Wie viele Informationen dürfen oder sollen Lehrpersonen, Schulpsychologen, Sozialarbeiter und Strafverfolgungsbehörden miteinander austauschen? Die Meinungen darüber gehen auseinander.

Am Mittagstisch mancher Primarschulen geht es oft zu und her wie am Stammtisch einer Dorfbeiz. Der Hunger kurz nach zwölf Uhr ist gross, das Mitteilungsbedürfnis auch. Zu erfahren gibt es einiges: die Mutter eines Kindes kann nicht zur Arbeit, weil sie psychisch schwer erkrankt ist; der Vater eines Jungen verdient über fünfzehntausend Franken und fliegt in der Businessclass um die halbe Welt; das Haus, in das ein Kind eingezogen ist, hat zwei Millionen kostet, aber dort schlafen Mama und Papa nicht mehr im gleichen Bett.
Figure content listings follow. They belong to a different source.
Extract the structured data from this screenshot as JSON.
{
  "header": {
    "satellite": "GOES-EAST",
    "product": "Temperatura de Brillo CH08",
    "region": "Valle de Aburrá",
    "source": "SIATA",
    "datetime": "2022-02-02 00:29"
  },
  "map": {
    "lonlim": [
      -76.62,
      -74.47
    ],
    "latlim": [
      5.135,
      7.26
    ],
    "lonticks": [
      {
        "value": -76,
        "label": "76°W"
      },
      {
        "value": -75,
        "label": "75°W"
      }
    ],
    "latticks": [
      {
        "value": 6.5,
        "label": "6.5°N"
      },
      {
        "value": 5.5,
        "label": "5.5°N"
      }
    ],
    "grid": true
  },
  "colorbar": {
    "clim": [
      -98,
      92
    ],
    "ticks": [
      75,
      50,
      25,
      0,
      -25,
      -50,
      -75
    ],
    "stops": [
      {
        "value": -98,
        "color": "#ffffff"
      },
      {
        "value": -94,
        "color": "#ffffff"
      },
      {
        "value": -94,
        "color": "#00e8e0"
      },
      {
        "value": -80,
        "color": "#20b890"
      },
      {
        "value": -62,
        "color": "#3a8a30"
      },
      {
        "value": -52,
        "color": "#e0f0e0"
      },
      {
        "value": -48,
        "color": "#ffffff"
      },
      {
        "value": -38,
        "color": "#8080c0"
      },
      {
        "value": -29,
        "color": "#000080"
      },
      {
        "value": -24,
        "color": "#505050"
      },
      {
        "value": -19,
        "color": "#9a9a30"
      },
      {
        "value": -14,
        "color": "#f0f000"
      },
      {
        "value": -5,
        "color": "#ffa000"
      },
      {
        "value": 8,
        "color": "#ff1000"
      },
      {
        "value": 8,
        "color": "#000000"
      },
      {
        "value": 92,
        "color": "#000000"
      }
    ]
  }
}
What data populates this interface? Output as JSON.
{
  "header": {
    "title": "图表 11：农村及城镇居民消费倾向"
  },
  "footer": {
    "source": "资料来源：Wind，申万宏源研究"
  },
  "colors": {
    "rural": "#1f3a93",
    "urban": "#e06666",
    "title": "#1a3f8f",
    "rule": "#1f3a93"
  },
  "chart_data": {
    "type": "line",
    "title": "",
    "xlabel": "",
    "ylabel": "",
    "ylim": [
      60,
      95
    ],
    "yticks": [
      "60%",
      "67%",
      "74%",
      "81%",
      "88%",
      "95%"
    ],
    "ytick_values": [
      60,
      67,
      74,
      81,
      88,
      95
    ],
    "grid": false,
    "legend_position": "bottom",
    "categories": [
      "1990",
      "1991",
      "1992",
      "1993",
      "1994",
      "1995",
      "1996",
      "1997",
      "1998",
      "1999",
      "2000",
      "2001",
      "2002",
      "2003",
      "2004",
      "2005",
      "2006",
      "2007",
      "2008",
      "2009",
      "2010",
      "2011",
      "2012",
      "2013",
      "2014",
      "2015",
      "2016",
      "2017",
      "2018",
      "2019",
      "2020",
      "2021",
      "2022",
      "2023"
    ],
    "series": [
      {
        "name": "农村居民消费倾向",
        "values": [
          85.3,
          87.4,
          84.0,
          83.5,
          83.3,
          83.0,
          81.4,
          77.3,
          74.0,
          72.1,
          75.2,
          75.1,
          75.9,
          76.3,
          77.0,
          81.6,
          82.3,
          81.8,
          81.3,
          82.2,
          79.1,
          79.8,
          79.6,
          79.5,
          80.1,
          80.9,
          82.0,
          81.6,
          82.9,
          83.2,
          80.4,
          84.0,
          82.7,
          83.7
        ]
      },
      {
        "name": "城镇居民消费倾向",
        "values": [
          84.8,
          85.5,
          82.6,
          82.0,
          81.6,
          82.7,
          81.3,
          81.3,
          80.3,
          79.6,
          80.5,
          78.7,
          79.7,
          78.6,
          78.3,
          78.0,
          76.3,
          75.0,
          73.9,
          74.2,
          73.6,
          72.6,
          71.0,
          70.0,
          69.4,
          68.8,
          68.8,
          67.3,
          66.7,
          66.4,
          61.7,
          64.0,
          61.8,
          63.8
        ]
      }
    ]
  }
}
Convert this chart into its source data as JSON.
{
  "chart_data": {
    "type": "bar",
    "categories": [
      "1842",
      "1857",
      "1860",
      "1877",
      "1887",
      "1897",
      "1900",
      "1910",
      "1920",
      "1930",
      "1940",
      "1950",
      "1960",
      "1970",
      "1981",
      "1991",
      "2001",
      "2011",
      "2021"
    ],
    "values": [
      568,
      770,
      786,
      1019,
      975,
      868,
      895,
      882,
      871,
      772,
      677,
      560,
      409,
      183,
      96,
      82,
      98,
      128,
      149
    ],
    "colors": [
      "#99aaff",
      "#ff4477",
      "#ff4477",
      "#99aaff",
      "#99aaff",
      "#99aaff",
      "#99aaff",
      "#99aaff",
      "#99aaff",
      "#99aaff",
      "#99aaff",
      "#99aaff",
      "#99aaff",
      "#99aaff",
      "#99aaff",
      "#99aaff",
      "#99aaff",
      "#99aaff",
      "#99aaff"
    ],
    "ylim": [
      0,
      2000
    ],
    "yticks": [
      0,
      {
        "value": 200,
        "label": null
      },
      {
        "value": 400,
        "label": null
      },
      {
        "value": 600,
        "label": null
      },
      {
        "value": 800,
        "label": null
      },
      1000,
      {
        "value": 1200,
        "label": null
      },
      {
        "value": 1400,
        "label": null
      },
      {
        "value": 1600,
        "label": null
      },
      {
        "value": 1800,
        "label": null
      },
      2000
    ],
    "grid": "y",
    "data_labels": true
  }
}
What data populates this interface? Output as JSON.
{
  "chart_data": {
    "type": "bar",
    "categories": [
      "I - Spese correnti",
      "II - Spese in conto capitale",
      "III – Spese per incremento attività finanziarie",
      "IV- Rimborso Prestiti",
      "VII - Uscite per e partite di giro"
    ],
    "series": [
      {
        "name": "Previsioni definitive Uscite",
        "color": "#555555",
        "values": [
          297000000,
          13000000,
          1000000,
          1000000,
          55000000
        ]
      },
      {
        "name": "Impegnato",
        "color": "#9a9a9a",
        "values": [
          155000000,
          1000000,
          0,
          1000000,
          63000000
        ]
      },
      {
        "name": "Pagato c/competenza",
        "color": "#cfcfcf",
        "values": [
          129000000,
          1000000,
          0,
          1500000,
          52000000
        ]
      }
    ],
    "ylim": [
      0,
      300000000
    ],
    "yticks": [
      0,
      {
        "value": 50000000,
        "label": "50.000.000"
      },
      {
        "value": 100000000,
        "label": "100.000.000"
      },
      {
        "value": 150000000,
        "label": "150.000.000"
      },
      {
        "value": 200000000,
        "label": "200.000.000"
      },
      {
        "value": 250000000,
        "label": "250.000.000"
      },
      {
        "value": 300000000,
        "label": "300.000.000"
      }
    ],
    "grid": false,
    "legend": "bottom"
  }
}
Dass sich der Informationsfluss an einem redseligen Kindertisch nicht steuern, geschweige denn unterbinden lässt, ist den kantonalen Datenschutzbeauftragten bewusst. Dass sich aber Richtlinien aufdrängen, die Klarheit darüber schaffen, wie Lehrpersonen und andere Träger eines Amts- oder Berufsgeheimnisses mit delikaten Personendaten umzugehen haben, hat sich im Laufe der letzten Jahre gezeigt. „Es herrschen innerhalb des Schulbetriebs eine grosse Unsicherheit und ein Bedürfnis nach Aufklärung“, lautet das Fazit von René Huber, Datenschutzbeauftragter des Kantons Zug, der Ende November eine entsprechende Veranstaltung an der Pädagogischen Hochschule Zug durchgeführt hat. Nicht nur Zug, auch Basel-Landschaft, Bern, Zürich und Solothurn haben Leitfäden entwickelt, die sich mit dem Thema Schule und Datenschutz auseinandersetzen.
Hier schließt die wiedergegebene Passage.